Last Updated: Friday - 09/24/2010
Week of November 3, 2003
Pupils learn what Jesus would do
Education comes deftly woven into the tapestry of faith
By RAMON GONZALEZ
"We have a greater opportunity to make a difference in the lives of the kids."
- Bill Tonita
"That's something you can't do in other districts."
How is Our Lady of the Angels different from others schools? "Probably the first component that you would notice if you came here would be the daily prayer that happens throughout the school over the intercom each morning," Bell said. "We also have weekly assemblies where we come together as a school to pray as well as Masses and celebrations in the gym for special events."
The school staff also prays with the students in times of trouble and turns to Jesus Christ when it comes to disciplining children or giving them direction.
"Our school encourages behaviour that fits the model that we have in Jesus," Bell said. "I think we are very lucky and very blessed to have a school where Christ and his virtues are upheld."
Red Deer's Joe Lepage, vice principal of St. Francis of Assisi Middle School, a school with 440 students from Grades 6-9, sees Catholic education as "an opportunity for us to bring up these young boys and girls in the faith and make sure that they understand and that they learn to know Christ and learn to know his message and the importance of integrating it into daily life."
Added Lepage: "I think Catholic education does more than just say 'You go to church on Sunday.' It says that following Christ's example and learning his message is a daily expectation - that when you follow his example and learn his teaching your life is so much more rewarding."
How does a Catholic school do all of that?
"Catholic schools are twinned with local parishes so you have your parish priest who comes in and gets to know the students," he said.
"Furthermore, all the teachers are expected to model the faith and (as staff) we are loving and we are forgiving and we are kind and we try to model the behaviours and the values that we believe the children should understand about Christ."
At St. Francis, "We start the day with prayer, we pray before meals, we celebrate Mass and we celebrate the liturgy of the Word so we honestly and openly talk about God and his impact in our lives," Lepage said.
Jamie McNamara of Red Deer's Notre Dame High, population 1,036, says the role of Catholic education is to bring Christ to children. "We as much as we possibly can try to make faith and Christ's teachings and Christ's values and Christ's beliefs a part of everything we do everyday," he said.
"We start our morning with a prayer and we encourage our students to show reverence towards that prayer.
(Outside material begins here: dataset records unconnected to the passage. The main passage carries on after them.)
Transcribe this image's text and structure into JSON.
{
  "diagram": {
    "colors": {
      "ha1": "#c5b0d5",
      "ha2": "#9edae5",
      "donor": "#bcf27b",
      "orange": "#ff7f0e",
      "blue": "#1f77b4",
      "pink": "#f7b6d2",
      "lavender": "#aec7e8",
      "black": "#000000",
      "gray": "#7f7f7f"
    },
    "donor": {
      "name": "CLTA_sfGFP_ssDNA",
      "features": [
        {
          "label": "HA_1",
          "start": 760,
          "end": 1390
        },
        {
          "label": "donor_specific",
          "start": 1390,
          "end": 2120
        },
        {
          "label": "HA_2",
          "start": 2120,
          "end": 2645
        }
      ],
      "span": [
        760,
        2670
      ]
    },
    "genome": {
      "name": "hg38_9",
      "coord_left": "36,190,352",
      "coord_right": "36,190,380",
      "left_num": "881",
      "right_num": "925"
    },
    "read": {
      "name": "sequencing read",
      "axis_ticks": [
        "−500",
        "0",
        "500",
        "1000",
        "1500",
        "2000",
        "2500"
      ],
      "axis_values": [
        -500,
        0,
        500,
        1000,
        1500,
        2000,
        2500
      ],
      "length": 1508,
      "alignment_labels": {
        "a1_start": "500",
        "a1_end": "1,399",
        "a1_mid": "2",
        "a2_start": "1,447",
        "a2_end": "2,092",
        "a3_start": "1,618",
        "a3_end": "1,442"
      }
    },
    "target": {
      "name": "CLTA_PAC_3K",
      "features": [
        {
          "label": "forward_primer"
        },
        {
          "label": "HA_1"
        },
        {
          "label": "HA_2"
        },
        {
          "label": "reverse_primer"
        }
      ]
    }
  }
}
We also do grace during the course of the day and we encourage our staff to incorporate Jesus' teaching in all subjects," whether it is science, social, math, religion or health.
"We have icons all throughout our building and all the things that we do on a daily basis reflect our faith and remind our students that we are a Catholic school and that we are providing not just an education but a Catholic education."
At Notre Dame High, the permeation of faith works in practical ways, according to the principal. "There is a level of respect, there is a level of reverence, there is a level of interaction that is different than in a public school," he said.
"I think Catholic education is first a part of the mission of the Church and its main role is to promote the formation of the whole person and to lead children to God," said Laurette Setterlund, principal of St. Anthony's School in Drayton Valley, a K-12 school with 560 students.
"When we look at teaching children we look at the whole person and, as teachers and administrators, we always keep in mind that we are teaching the whole person and that that person is a child of God as well. And we do that by hopefully making them feel welcome and loved."
Catholic schools provide students with a place in which they can encounter Christ, continued Setterlund.
"And I believe that's our mission, to lead them to Christ and to God so it hopefully makes an impact on some part of their lives. And I think Catholic schools also provide students with a place where they feel welcome and loved."
Another thing that sets Catholic schools apart is that they are Christ-centred, Setterlund said. "And that Christ-centredness is what influences all that happens within the school building. In Catholic schools our words and deeds, or our words and action, should speak as loudly as the symbols of crosses and stained glass that visually set us apart."
"The purpose of a Catholic school is to evangelize and bring children closer to God," said Hugh MacDonald of Edmonton's Cardinal Leger School, which has 360 students in Grades 7, 8 and 9.
"On a daily basis and in all of our subjects we are able to engage in the discussion of our God and that's what sets us apart," he said.
"We give these children a footing and a basis to reflect on for the (rest) of their lives and we try to provide them with not just the words of Catholic education, but also the walk of Catholic education."